Question

Sum of series $\left(1+2\right)+\left(3+5\right)+\left(6+7\right)+\left(9+10\right)+...+\left(93+94\right)+\left(95+97\right)+\left(98+99\right)$ will be:

• A. $5050$
• B. $3750$
• C. $1350$
• D. $4250$

Answer 1

The correct option is B

$3750$

The explanation for the correct option (Option B):

Sum of first $n$ integers is given by $\frac{n\left(n+1\right)}{2}$.

Let $S$ be the value of $\left(1+2\right)+\left(3+5\right)+\left(6+7\right)+\left(9+10\right)+...+\left(93+94\right)+\left(95+97\right)+\left(98+99\right)$.
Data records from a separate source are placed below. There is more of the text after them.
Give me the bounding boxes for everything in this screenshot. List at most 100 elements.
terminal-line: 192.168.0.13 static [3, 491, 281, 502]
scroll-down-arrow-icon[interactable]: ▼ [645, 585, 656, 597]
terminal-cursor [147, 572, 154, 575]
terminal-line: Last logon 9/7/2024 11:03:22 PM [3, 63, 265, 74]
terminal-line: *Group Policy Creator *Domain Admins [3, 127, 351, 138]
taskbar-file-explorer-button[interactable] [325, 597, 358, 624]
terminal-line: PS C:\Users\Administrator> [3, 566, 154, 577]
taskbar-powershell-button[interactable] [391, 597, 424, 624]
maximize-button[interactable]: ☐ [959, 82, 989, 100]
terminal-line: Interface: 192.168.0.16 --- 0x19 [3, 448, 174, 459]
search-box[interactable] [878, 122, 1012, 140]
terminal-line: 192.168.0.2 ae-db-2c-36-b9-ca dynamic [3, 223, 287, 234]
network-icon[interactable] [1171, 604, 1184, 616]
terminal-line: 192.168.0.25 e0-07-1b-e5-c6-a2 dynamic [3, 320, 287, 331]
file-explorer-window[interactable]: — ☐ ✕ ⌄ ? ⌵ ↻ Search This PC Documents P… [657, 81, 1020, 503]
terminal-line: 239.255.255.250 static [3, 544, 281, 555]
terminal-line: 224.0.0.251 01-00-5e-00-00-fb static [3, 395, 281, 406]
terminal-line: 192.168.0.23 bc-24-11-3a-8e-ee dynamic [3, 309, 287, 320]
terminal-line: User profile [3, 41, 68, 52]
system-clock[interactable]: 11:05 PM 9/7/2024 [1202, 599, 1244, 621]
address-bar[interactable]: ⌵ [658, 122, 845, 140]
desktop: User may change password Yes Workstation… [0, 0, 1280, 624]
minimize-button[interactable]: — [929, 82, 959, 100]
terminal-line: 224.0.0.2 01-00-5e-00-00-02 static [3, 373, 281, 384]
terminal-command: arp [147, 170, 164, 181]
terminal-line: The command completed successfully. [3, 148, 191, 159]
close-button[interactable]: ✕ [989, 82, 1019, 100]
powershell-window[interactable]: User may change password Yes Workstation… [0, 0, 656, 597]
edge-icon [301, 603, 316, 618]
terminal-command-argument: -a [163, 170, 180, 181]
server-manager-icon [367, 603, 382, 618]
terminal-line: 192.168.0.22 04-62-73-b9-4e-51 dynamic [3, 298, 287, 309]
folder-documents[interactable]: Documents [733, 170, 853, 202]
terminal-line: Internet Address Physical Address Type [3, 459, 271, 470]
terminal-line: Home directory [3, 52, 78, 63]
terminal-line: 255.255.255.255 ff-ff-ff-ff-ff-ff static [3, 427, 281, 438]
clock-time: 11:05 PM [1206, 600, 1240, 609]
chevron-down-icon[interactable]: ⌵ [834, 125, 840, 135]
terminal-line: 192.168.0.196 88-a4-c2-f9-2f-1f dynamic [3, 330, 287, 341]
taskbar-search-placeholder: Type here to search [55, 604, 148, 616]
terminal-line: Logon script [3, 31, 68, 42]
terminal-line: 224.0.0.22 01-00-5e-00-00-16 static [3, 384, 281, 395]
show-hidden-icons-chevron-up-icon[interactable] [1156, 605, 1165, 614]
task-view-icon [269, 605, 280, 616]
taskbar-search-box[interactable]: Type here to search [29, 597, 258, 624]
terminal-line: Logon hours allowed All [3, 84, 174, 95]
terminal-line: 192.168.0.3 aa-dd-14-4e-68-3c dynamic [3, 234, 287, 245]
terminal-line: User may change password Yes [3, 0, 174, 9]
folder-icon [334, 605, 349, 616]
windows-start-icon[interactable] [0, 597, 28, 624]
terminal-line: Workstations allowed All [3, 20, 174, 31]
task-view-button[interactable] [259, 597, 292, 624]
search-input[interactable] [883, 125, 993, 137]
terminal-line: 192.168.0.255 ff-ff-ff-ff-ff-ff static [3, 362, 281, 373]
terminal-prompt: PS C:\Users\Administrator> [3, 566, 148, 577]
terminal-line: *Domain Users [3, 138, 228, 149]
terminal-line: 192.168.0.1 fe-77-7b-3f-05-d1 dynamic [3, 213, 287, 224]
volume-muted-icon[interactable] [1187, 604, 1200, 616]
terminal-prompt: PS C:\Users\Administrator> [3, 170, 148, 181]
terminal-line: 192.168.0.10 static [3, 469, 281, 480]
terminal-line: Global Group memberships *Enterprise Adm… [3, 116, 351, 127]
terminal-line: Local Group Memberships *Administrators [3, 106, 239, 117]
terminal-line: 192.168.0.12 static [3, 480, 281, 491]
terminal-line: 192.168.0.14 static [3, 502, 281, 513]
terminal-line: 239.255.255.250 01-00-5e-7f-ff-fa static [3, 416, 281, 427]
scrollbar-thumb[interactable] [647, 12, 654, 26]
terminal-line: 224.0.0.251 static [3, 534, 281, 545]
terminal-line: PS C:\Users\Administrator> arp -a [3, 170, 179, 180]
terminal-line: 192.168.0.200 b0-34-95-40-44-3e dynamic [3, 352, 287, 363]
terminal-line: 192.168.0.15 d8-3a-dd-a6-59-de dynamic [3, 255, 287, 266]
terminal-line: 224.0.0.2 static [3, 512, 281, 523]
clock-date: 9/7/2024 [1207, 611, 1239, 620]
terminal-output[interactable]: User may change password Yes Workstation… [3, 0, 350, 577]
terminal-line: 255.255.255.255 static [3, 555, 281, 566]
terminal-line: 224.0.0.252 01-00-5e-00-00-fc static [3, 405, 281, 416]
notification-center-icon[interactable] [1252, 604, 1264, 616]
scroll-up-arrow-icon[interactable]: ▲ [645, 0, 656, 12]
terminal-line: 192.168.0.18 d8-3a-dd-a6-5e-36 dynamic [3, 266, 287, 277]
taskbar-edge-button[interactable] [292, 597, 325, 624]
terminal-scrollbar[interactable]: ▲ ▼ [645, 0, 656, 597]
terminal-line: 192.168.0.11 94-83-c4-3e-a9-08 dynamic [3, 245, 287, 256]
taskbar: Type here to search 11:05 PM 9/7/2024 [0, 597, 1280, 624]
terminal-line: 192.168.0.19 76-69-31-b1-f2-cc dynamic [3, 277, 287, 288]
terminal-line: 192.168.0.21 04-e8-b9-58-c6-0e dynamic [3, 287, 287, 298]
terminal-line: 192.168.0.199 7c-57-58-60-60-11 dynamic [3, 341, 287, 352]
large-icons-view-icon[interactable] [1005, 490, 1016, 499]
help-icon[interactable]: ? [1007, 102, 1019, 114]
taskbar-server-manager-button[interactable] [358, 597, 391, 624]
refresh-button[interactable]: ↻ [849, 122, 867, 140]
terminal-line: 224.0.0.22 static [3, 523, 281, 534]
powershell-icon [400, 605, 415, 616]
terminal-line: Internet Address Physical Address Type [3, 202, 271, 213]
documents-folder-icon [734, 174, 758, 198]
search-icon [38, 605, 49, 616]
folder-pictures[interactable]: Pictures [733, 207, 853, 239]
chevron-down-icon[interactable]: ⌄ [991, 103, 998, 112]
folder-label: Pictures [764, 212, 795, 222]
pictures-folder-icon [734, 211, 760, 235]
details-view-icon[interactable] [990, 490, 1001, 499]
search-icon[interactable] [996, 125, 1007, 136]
$$\begin{gathered} \Rightarrow S=\left(1+2+3+4+...+100\right)-\left(4+8+12+16+...+100\right)[Rearrangingthetermsintotwoseries] \\ \Rightarrow S=\left(1+2+3+4+...+100\right)-4\left(1+2+3+4+...+25\right) \\ \Rightarrow S=\frac{100\times \left(100+1\right)}{2}-4\times \frac{25\times \left(25+1\right)}{2} \\ \Rightarrow S=50\times 101-50\times 26 \\ \Rightarrow S=50\times \left(101-26\right) \\ \Rightarrow S=50\times 75 \\ \Rightarrow S=3750 \end{gathered}$$

Hence, the correct answer is option B.